Anak Muda Takut Bersuara, Rawan Alami Fenomena Democratic Burnout

- Riset “Understanding Youth Engagement and Civic Space in Indonesia” yang melibatkan 505 responden berusia 18-25 tahun, menunjukkan 73,9 persen responden merasa takut menyampaikan pendapat di ruang publik.
- Peneliti Bidang Demokrasi dan Kebebasan Berpendapat YPM, Neildeva Despendya, memaparkan pentingnya ruang sipil bagi kaum muda.
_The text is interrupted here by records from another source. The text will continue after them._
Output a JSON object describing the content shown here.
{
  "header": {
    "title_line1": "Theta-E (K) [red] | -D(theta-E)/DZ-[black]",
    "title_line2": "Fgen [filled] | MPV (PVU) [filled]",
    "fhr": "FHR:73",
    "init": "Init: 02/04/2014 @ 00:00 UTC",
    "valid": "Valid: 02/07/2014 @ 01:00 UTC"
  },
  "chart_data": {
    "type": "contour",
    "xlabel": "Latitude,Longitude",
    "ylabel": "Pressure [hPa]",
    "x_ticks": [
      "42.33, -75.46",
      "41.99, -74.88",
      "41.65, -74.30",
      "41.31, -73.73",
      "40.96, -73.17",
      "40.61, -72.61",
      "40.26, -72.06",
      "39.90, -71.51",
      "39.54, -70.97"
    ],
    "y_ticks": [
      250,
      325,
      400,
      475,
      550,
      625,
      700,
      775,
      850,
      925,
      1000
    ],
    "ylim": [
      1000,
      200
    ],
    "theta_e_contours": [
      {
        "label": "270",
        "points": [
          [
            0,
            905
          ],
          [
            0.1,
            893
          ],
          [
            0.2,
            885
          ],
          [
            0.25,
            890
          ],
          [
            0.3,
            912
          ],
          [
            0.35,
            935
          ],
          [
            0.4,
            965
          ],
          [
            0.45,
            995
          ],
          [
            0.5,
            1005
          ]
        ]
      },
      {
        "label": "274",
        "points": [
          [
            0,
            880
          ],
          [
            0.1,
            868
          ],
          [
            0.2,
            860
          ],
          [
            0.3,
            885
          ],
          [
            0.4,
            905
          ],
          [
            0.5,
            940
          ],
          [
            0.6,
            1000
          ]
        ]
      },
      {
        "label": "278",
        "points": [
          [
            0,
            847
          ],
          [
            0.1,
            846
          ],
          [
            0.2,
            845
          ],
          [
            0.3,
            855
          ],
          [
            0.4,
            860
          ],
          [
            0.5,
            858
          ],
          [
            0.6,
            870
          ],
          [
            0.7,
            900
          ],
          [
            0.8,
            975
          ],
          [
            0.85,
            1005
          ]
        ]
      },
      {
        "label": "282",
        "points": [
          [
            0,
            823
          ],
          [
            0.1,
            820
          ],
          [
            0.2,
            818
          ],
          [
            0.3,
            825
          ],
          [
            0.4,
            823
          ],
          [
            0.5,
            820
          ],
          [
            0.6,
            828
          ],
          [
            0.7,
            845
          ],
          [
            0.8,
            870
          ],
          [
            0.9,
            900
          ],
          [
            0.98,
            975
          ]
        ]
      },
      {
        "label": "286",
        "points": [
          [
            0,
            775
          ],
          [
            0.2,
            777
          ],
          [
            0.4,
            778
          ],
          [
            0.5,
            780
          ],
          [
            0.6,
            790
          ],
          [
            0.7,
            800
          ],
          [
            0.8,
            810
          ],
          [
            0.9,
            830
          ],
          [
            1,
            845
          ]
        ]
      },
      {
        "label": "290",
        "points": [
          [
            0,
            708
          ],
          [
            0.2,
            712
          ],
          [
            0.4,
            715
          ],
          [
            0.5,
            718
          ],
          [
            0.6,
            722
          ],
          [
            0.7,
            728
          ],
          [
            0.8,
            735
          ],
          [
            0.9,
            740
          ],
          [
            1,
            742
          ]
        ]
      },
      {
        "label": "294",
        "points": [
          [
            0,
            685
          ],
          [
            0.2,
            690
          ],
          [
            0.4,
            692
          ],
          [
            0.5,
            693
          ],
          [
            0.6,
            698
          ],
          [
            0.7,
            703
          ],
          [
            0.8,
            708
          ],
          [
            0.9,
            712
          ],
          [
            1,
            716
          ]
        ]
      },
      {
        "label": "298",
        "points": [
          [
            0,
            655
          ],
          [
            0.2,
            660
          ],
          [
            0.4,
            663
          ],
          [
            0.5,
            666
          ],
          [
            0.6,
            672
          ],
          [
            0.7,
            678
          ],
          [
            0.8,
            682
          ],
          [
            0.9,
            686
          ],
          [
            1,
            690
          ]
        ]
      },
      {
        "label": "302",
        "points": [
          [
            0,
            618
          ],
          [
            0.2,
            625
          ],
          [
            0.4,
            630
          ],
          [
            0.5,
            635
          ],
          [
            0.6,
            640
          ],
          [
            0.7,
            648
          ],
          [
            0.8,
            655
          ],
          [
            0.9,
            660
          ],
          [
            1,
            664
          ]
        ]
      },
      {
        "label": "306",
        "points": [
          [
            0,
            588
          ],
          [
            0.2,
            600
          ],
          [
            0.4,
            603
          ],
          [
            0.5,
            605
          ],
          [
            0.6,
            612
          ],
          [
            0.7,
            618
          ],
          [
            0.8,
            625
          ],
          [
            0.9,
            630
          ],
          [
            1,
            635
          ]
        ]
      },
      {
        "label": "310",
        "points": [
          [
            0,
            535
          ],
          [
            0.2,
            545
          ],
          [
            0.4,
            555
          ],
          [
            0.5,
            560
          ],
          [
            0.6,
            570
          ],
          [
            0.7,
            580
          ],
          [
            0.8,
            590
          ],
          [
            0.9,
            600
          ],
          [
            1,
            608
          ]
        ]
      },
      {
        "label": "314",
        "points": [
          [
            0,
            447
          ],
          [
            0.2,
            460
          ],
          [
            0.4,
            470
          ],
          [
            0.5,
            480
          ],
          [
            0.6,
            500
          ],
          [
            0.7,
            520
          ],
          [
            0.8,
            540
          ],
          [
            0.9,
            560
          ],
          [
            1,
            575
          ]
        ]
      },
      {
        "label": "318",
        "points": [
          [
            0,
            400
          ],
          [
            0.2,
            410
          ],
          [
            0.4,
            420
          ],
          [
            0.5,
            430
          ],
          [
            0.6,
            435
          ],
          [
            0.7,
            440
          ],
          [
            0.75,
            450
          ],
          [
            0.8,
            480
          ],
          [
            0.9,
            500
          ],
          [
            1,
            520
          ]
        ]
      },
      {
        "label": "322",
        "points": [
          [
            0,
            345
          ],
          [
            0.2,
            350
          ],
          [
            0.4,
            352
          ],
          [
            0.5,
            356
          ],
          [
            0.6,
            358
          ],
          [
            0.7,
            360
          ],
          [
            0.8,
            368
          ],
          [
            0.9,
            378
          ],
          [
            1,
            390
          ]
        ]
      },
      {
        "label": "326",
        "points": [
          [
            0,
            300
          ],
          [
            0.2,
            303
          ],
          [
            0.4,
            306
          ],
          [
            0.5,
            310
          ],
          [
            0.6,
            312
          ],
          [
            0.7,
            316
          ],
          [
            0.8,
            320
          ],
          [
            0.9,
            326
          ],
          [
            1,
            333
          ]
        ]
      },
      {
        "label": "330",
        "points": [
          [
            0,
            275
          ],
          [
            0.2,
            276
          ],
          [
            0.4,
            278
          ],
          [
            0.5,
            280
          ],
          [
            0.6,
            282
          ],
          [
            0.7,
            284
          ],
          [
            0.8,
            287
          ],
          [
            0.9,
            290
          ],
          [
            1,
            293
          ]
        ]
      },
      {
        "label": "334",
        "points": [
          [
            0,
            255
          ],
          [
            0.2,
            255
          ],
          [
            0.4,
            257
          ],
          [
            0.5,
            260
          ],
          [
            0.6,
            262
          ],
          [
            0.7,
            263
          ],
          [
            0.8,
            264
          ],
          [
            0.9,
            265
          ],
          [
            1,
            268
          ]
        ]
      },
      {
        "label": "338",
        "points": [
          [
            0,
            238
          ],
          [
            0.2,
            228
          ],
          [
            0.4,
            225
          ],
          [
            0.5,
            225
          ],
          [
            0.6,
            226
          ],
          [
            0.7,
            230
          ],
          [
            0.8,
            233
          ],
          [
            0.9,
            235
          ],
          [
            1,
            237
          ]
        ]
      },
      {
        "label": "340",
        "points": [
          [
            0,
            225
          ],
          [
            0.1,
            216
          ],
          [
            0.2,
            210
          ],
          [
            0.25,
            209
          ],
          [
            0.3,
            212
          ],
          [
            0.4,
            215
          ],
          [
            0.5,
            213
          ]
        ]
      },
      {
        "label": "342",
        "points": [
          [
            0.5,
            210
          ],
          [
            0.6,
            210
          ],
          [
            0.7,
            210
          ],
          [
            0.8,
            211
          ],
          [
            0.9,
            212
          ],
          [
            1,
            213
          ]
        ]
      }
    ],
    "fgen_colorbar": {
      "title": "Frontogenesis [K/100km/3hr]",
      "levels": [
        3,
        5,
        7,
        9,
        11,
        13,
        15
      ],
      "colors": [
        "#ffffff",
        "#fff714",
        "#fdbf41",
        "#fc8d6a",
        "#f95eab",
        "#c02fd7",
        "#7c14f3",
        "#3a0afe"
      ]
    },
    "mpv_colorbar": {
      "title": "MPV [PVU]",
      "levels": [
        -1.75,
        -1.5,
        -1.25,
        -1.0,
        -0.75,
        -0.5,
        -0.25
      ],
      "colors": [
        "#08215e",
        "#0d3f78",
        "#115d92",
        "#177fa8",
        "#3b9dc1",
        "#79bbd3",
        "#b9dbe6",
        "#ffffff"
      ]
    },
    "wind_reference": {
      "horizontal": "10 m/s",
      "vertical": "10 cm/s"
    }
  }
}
Data Civicus menempatkan Indonesia hanya mendapat skor 48 dari 100 dalam indeks kebebasan sipil dunia.
- Indonesia masih menghadapi regresi demokrasi akibat berbagai kebijakan pembatasan seperti Undang-Undang Informasi dan Transaksi Eelektronik (UU ITE) dan Kitab Undang-Undang Hukum Pidana (KUHP) baru.
Jakarta, IDN Times - Peneliti dari Northwestern University, Muhammad Fajar, menyoroti fenomena penyempitan ruang sipil dan kebebasan berekspresi bagi anak muda. Ia menilai hambatan terbesar bagi anak muda bukan hanya terbatasnya ruang, tetapi juga risiko hukum, keamanan digital, dan lemahnya lembaga pelindung sipil.
"Faktor sosial-ekonomi dan pendidikan sangat memengaruhi tingkat keberanian. Kelompok menengah atas cenderung lebih kritis, sementara kelompok bawah lebih berhati-hati,” kata Fajar dalam acara diskusi bertajuk Spill The Research yang digelar Yayasan Partisipasi Muda (YPM) dan FISIP UI di Universitas Indonesia (UI), Jawa Barat, dikutip Rabu (22/10/2025).
Kasus penyempitan ruang berekspresi bagi anak muda ini bisa menimbulkan fenomena democratic burnout atau kelelahan kolektif akibat represi dan ketimpangan.
"Banyak anak muda merasa perjuangannya tak membawa perubahan nyata,” ucap Fajar.
1. Riset menunjukkan anak muda takut berpendapat di ruang publik

Fajar memaparkan riset “Understanding Youth Engagement and Civic Space in Indonesia” yang melibatkan 505 responden berusia 18-25 tahun.
Hasilnya, sebanyak 73,9 persen responden merasa takut menyampaikan pendapat di ruang publik, sementara 42 persen menilai pemerintah belum cukup melindungi hak-hak sipil.
2. Soroti rapor merah Indonesia terkait indeks kebebasan sipil dunia

Dalam kesempatan yang sama, Peneliti Bidang Demokrasi dan Kebebasan Berpendapat YPM, Neildeva Despendya, memaparkan pentingnya ruang sipil bagi kaum muda. Ia mengutip pemikiran Jürgen Habermas, ruang publik seharusnya menjamin kebebasan berpendapat.
"Ruang sipil yang sehat memungkinkan masyarakat mengekspresikan ide, mengkritik kebijakan, dan berpartisipasi dalam politik,” kata Neil.
Neil juga menyoroti data Civicus yang menempatkan Indonesia hanya mendapat skor 48 dari 100 dalam indeks kebebasan sipil dunia. Ia mengingatkan penyempitan ruang sipil membuat masyarakat apatis dan anak muda kehilangan ruang untuk berinovasi.
3. Indonesia masih menghadapi regresi demokrasi

Lebih lanjut, Dosen Ilmu Politik UI, Muhammad Imam, mengingatkan Indonesia masih menghadapi regresi demokrasi akibat berbagai kebijakan pembatasan seperti Undang-Undang Informasi dan Transaksi Eelektronik (UU ITE) dan Kitab Undang-Undang Hukum Pidana (KUHP) baru.
"Kita demokratis secara prosedural, tapi belum substantif. Tanpa perlawanan anak muda, demokrasi hanya akan tinggal nama,” ujar Imam.